By LYNN ELBER, AP Television Writer
LOS ANGELES — “It’s Always Sunny in Philadelphia” star Rob McElhenney got fat on purpose and to make a few weighty points.
He wanted to flesh out the idiocy and vanity of his sitcom’s character, Mac. He wanted to satirize the glam appearance of TV actors, no matter how mundane the part they’re playing. And, as a bonus, he threw in mockery of society’s obsession with looks.
What he didn’t intend with his 50-pound weight gain for the upcoming season is to make fun of obesity, McElhenney said. Online observers and some fans have expressed concern that “Sunny” is taking cheap shots at the overweight, which McElhenney called upsetting.
“It’s never been the intention of the show to be mean-spirited. The characters are mean-spirited. The show is satire,” he said.
No kidding. One hallmark “Sunny” episode saw Mac and Dennis (Glenn Howerton) attend opposite sides of an abortion rally to pick up women. Another episode had them explore using wheelchairs as a way to get sympathy and women.
McElhenney, 34, creator of the sitcom that returns to FX on Sept. 15, was willing to share how he packed on the pounds (and now is shedding them). First he detailed how inspiration struck.
Watching what he described diplomatically as a “very popular show,” he noticed that two of its stars looked artificially younger from one season to the next. More channel flipping brought him to a rerun of “Friends” and a reminder of how the cast grew better-looking from year to year.
Nicer teeth, hair, wardrobe and bodies “might work for a show like ‘Friends.’ But with ‘Sunny,’ the way the characters abuse themselves, they wouldn’t wind up looking better, they would wind up looking way worse,” he said.
That notion is unthinkable in the network TV world, which seeks out attractive people and makes them as likable as possible. But it fits nicely with the “Sunny” comedy ethos: making its characters head-smackingly obnoxious and strictly non-aspirational as, in part, a slap at the network model.
Other actors have plumped up for roles that couldn’t be played thin, including Renée Zellweger, twice, for “Bridget Jones’s Diary” and its sequel, and Robert De Niro for his Oscar-winning turn in “Raging Bull.” McElhenney tried to get his fellow co-stars, including his real-life wife Kaitlin Olson, Charlie Day and Howerton, to join him in his self-prescribed metamorphosis. They declined.
Danny DeVito got an automatic pass because he’s never pandered to Hollywood expectations.

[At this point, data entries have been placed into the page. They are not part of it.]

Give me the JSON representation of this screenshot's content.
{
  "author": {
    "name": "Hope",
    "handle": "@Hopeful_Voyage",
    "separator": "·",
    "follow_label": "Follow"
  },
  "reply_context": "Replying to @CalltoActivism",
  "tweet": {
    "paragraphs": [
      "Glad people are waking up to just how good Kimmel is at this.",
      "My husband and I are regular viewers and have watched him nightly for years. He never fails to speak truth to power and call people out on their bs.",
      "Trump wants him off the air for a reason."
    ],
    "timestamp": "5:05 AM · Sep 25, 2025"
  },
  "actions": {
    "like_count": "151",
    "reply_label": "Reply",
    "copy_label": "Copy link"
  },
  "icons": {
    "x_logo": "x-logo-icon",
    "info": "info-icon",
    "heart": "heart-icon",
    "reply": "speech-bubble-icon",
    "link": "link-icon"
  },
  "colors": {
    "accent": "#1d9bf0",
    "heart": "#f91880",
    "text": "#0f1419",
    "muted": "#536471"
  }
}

Alone, the 5-foot-9, 162-pound McElhenney set off on the path to a bigger future. It made sense for his character, who regularly makes noise about putting on body-builder mass while “all he does is abuse his body with food and alcohol,” he said.
He more than doubled his daily food intake to about 5,000 calories, trying to keep it relatively healthy by eating lean protein, brown rice and vegetables.
“It was more about the volume of calories rather than just eating crappy food,” McElhenney said. Regular check-ups ensured he wasn’t pushing his cholesterol or blood pressure up.
He added weightlifting to ensure somewhat even distribution of bulk rather than just ending up a skinny guy with a big gut, although his belly reached fairly impressive proportions.
He didn’t shy away from going public, at one point running into Jon Hamm of “Mad Men.”
“He looked at me and said, ‘Dude, wow,'” McElhenney recalled.
It took him five months to gain the weight, which he retained for more than two months of filming. When that ended about a month ago, he went on the food wagon and has lost nearly half of the 50 pounds so far. Visitors to Comic-Con in San Diego can check out his progress at Sunday’s “It’s Always Sunny in Philadelphia” panel session.
For the record, wife Olson said it’s irritating to see his rapid weight loss but she “loved” the bold creative move.
“I was so proud of him. That’s a lot of work. He was miserably full every day for months,” she said in an e-mail. “Plus, have you seen his butt? It looks way better with a little girth.”
McElhenney gave himself and his character a complete makeover, letting his hair go long and greasy and adding a “Paul Bunyan-esque beard” for effect.
“That’s been part of the experience that’s pretty fantastic, embracing the lack of vanity,” he said, which is especially anarchic in appearance-centric Los Angeles.
If any detractors choose to target him or the show for alleged fat-bashing, McElhenney suggests they direct their efforts elsewhere.
“You pick up a magazine, turn on the TV, go to a movie and you see people not representative of what people look like. … If a defamation league is going after someone, go after the people who put these images in and say this is an ideal,” he said.